Pour de nombreux.ses Palestinien.ne.s, cet exode est un rappel du premier transfert en 1948 de plus de 700 000 personnes de leurs villes et villages, aussi connu sous le nom de Nakba (“catastrophe” en arabe). Ils.elles lisent les textes sur le papier blanc du gouvernement israélien indiquant qu’ils.elles seront expulsé.e.s dans le Sinaï. Leur peur est exacerbée lorsqu’ils.elles entendent des politicien.ne.s israélien.ne.s et autres se référant aux habitant.e.s de Gaza comme des “animaux humains” et des “terroristes,” ou appelant à “supprimer Gaza et ses habitant.e.s” — un langage déshumanisant que je ne pensais pas entendre au 21ème siècle. Le Secrétaire d’État des États-Unis, Antony Blinken, a eu raison de prévenir les Israélien.ne.s cette semaine, insistant sur le fait qu’il n’y aurait “pas de déplacement forcé de Palestinien.ne.s de Gaza. Ni maintenant, ni après la guerre.” Il devrait aller plus loin et demander un cessez-le-feu immédiat. Le siège de Gaza doit cesser, et l’aide humanitaire doit être autorisée à entrer dans la Bande de Gaza sans restriction.

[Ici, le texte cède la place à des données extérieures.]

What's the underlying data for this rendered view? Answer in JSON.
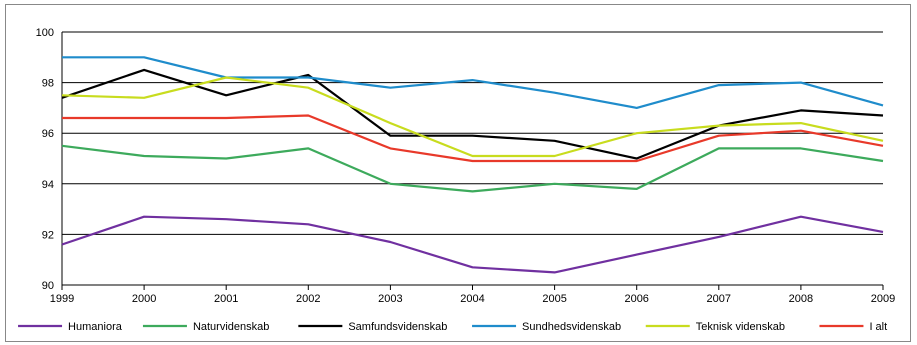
{
  "chart_data": {
    "type": "line",
    "title": "",
    "xlabel": "",
    "ylabel": "",
    "x": [
      "1999",
      "2000",
      "2001",
      "2002",
      "2003",
      "2004",
      "2005",
      "2006",
      "2007",
      "2008",
      "2009"
    ],
    "ylim": [
      90,
      100
    ],
    "yticks": [
      90,
      92,
      94,
      96,
      98,
      100
    ],
    "grid": true,
    "legend_position": "bottom",
    "series": [
      {
        "name": "Humaniora",
        "color": "#7030A0",
        "values": [
          91.6,
          92.7,
          92.6,
          92.4,
          91.7,
          90.7,
          90.5,
          91.2,
          91.9,
          92.7,
          92.1
        ]
      },
      {
        "name": "Naturvidenskab",
        "color": "#3DAA5C",
        "values": [
          95.5,
          95.1,
          95.0,
          95.4,
          94.0,
          93.7,
          94.0,
          93.8,
          95.4,
          95.4,
          94.9
        ]
      },
      {
        "name": "Samfundsvidenskab",
        "color": "#000000",
        "values": [
          97.4,
          98.5,
          97.5,
          98.3,
          95.9,
          95.9,
          95.7,
          95.0,
          96.3,
          96.9,
          96.7
        ]
      },
      {
        "name": "Sundhedsvidenskab",
        "color": "#1F8CCB",
        "values": [
          99.0,
          99.0,
          98.2,
          98.2,
          97.8,
          98.1,
          97.6,
          97.0,
          97.9,
          98.0,
          97.1
        ]
      },
      {
        "name": "Teknisk videnskab",
        "color": "#C8DC1E",
        "values": [
          97.5,
          97.4,
          98.2,
          97.8,
          96.4,
          95.1,
          95.1,
          96.0,
          96.3,
          96.4,
          95.7
        ]
      },
      {
        "name": "I alt",
        "color": "#E8392A",
        "values": [
          96.6,
          96.6,
          96.6,
          96.7,
          95.4,
          94.9,
          94.9,
          94.9,
          95.9,
          96.1,
          95.5
        ]
      }
    ]
  }
}
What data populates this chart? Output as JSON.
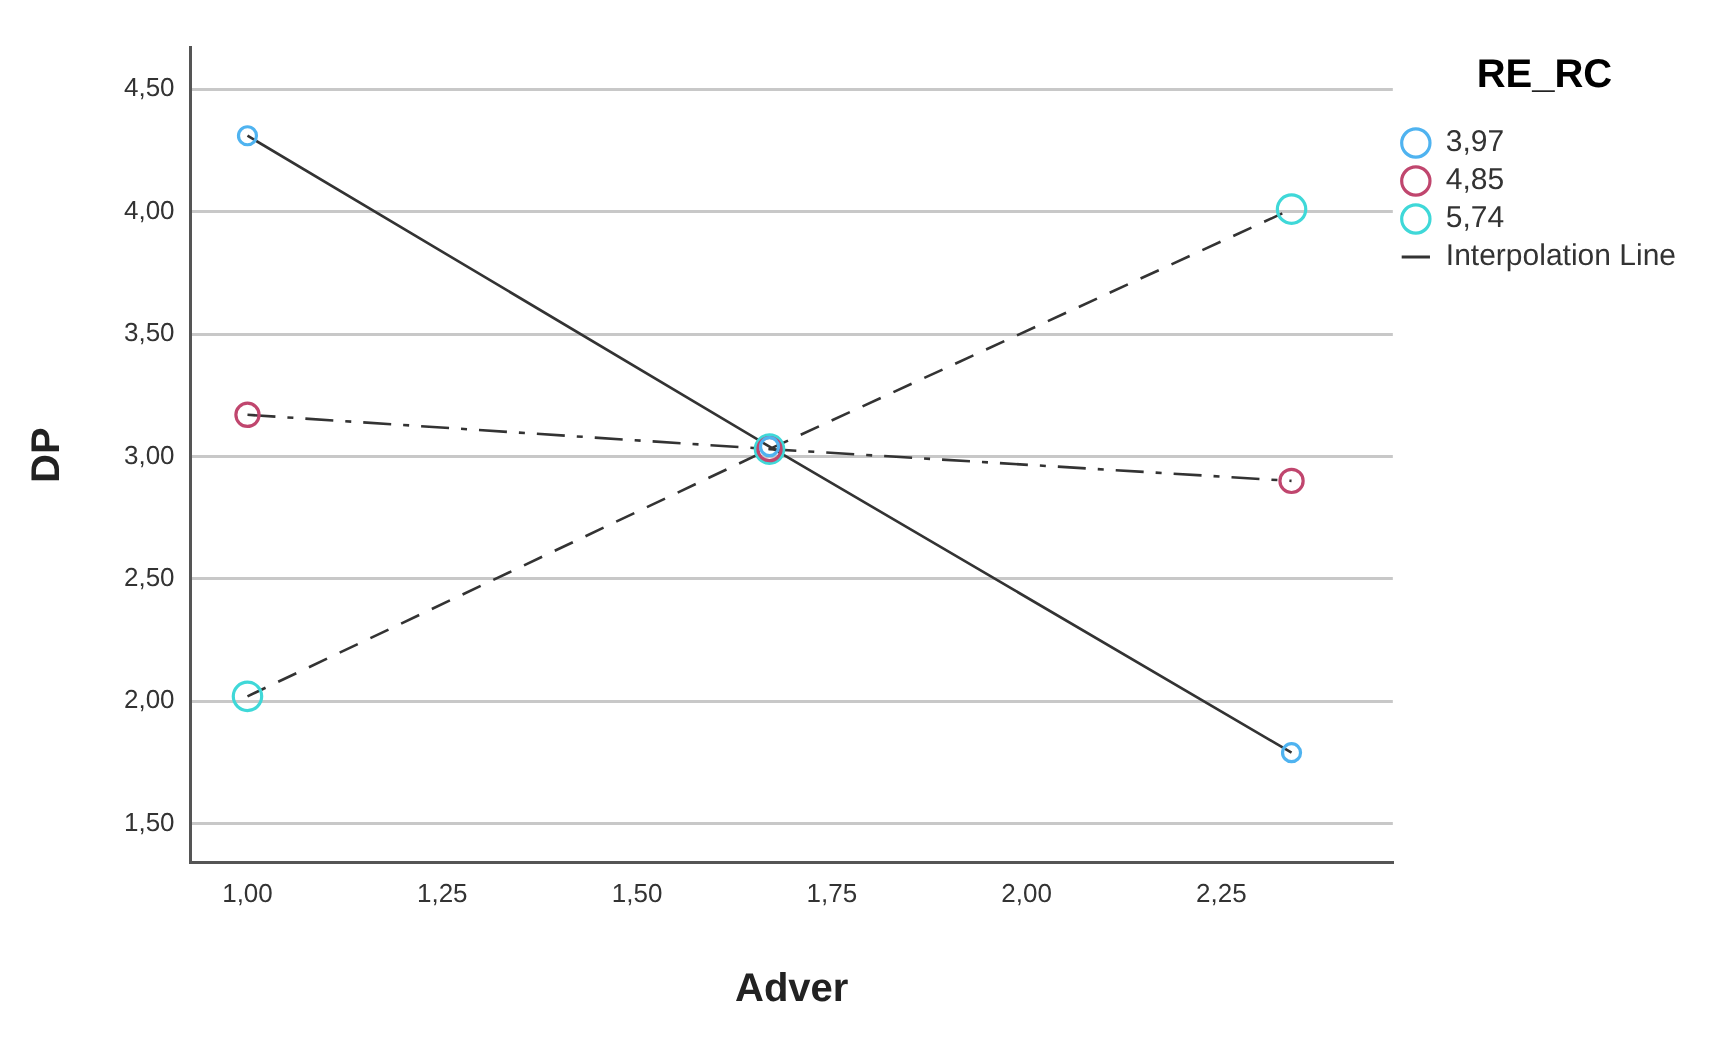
{
  "chart_data": {
    "type": "scatter",
    "xlabel": "Adver",
    "ylabel": "DP",
    "legend_title": "RE_RC",
    "legend": "right",
    "grid": "y",
    "marker": "circle",
    "xlim": [
      0.927,
      2.47
    ],
    "ylim": [
      1.34,
      4.67
    ],
    "xticks": [
      {
        "value": 1,
        "label": "1,00"
      },
      {
        "value": 1.25,
        "label": "1,25"
      },
      {
        "value": 1.5,
        "label": "1,50"
      },
      {
        "value": 1.75,
        "label": "1,75"
      },
      {
        "value": 2,
        "label": "2,00"
      },
      {
        "value": 2.25,
        "label": "2,25"
      }
    ],
    "yticks": [
      {
        "value": 1.5,
        "label": "1,50"
      },
      {
        "value": 2,
        "label": "2,00"
      },
      {
        "value": 2.5,
        "label": "2,50"
      },
      {
        "value": 3,
        "label": "3,00"
      },
      {
        "value": 3.5,
        "label": "3,50"
      },
      {
        "value": 4,
        "label": "4,00"
      },
      {
        "value": 4.5,
        "label": "4,50"
      }
    ],
    "series": [
      {
        "name": "3,97",
        "type": "scatter",
        "color": "#4fb3f0",
        "x": [
          1,
          1.67,
          2.34
        ],
        "values": [
          4.31,
          3.04,
          1.79
        ]
      },
      {
        "name": "4,85",
        "type": "scatter",
        "color": "#c0466e",
        "x": [
          1,
          1.67,
          2.34
        ],
        "values": [
          3.17,
          3.03,
          2.9
        ]
      },
      {
        "name": "5,74",
        "type": "scatter",
        "color": "#3fd8d8",
        "x": [
          1,
          1.67,
          2.34
        ],
        "values": [
          2.02,
          3.03,
          4.01
        ]
      },
      {
        "name": "Interpolation Line",
        "type": "line",
        "color": "#333333",
        "line_style": "solid",
        "marker": "none",
        "x": [
          1,
          1.67,
          2.34
        ],
        "values": [
          4.31,
          3.04,
          1.79
        ]
      },
      {
        "type": "line",
        "color": "#333333",
        "line_style": "dashdot",
        "marker": "none",
        "x": [
          1,
          1.67,
          2.34
        ],
        "values": [
          3.17,
          3.03,
          2.9
        ]
      },
      {
        "type": "line",
        "color": "#333333",
        "line_style": "dashed",
        "marker": "none",
        "x": [
          1,
          1.67,
          2.34
        ],
        "values": [
          2.02,
          3.03,
          4.01
        ]
      }
    ]
  }
}
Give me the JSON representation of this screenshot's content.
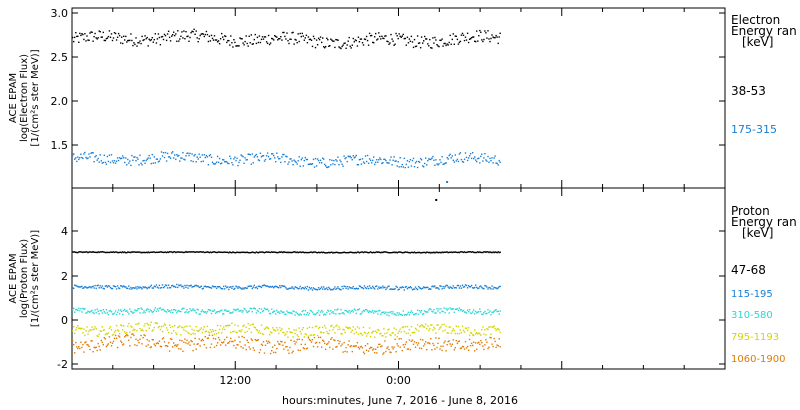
{
  "chart_data": [
    {
      "type": "scatter",
      "panel": "electron",
      "ylabel_lines": [
        "ACE EPAM",
        "log(Electron Flux)",
        "[1/(cm²s ster MeV)]"
      ],
      "yticks": [
        "3.0",
        "2.5",
        "2.0",
        "1.5"
      ],
      "ylim": [
        1.0,
        3.05
      ],
      "legend_title_lines": [
        "Electron",
        "Energy ran",
        "[keV]"
      ],
      "series": [
        {
          "name": "38-53",
          "color": "#000000",
          "base": 2.7,
          "spread": 0.07
        },
        {
          "name": "175-315",
          "color": "#1a7fd4",
          "base": 1.33,
          "spread": 0.06
        }
      ],
      "outliers": [
        {
          "t": 27.5,
          "y": 1.08,
          "color": "#1a7fd4"
        }
      ]
    },
    {
      "type": "scatter",
      "panel": "proton",
      "ylabel_lines": [
        "ACE EPAM",
        "log(Proton Flux)",
        "[1/(cm²s ster MeV)]"
      ],
      "yticks": [
        "4",
        "2",
        "0",
        "-2"
      ],
      "ylim": [
        -2.15,
        6.1
      ],
      "legend_title_lines": [
        "Proton",
        "Energy ran",
        "[keV]"
      ],
      "series": [
        {
          "name": "47-68",
          "color": "#000000",
          "base": 3.2,
          "spread": 0.02
        },
        {
          "name": "115-195",
          "color": "#1a7fd4",
          "base": 1.6,
          "spread": 0.08
        },
        {
          "name": "310-580",
          "color": "#2cd6d6",
          "base": 0.5,
          "spread": 0.12
        },
        {
          "name": "795-1193",
          "color": "#d4d400",
          "base": -0.35,
          "spread": 0.22
        },
        {
          "name": "1060-1900",
          "color": "#e07a00",
          "base": -1.0,
          "spread": 0.3
        }
      ],
      "outliers": [
        {
          "t": 26.7,
          "y": 5.6,
          "color": "#000000"
        }
      ]
    }
  ],
  "x_axis": {
    "tick_labels": [
      "12:00",
      "0:00"
    ],
    "xlabel": "hours:minutes, June  7, 2016 - June  8, 2016",
    "range_hours": [
      0,
      48
    ],
    "data_end_hour": 31.5
  }
}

Cela doit être fait au nom des droits humains fondamentaux. Cela doit aussi être fait afin d’éviter une plus grande tragédie. La punition collective réservée aux civil.e.s de Gaza est élargie à la Cisjordanie, où des personnes ont été contraintes de quitter leur terre ou pire, pour aucune autre raison que d’être Palestinien.ne. Cela risque d’enclencher la guerre et de mettre le feu au Moyen-Orient.
Le cap actuel choisi par les autorités israéliennes n’apportera pas la paix et la stabilité qu’Israélien.ne.s et Palestinien.ne.s désirent et méritent. Détruire des quartiers entiers n’est pas la réponse aux crimes monstrueux commis par le Hamas. Au contraire, cela donne naissance à une nouvelle génération de Palestinien.ne.s lésé.e.s, susceptibles de poursuivre le cycle de violence. Ce carnage doit simplement cesser.
Philippe Lazzarini est commissaire général à l’Office de Secours et de Travaux des Nations Unies pour les Réfugié.es de Palestine dans le Proche-Orient (UNRWA).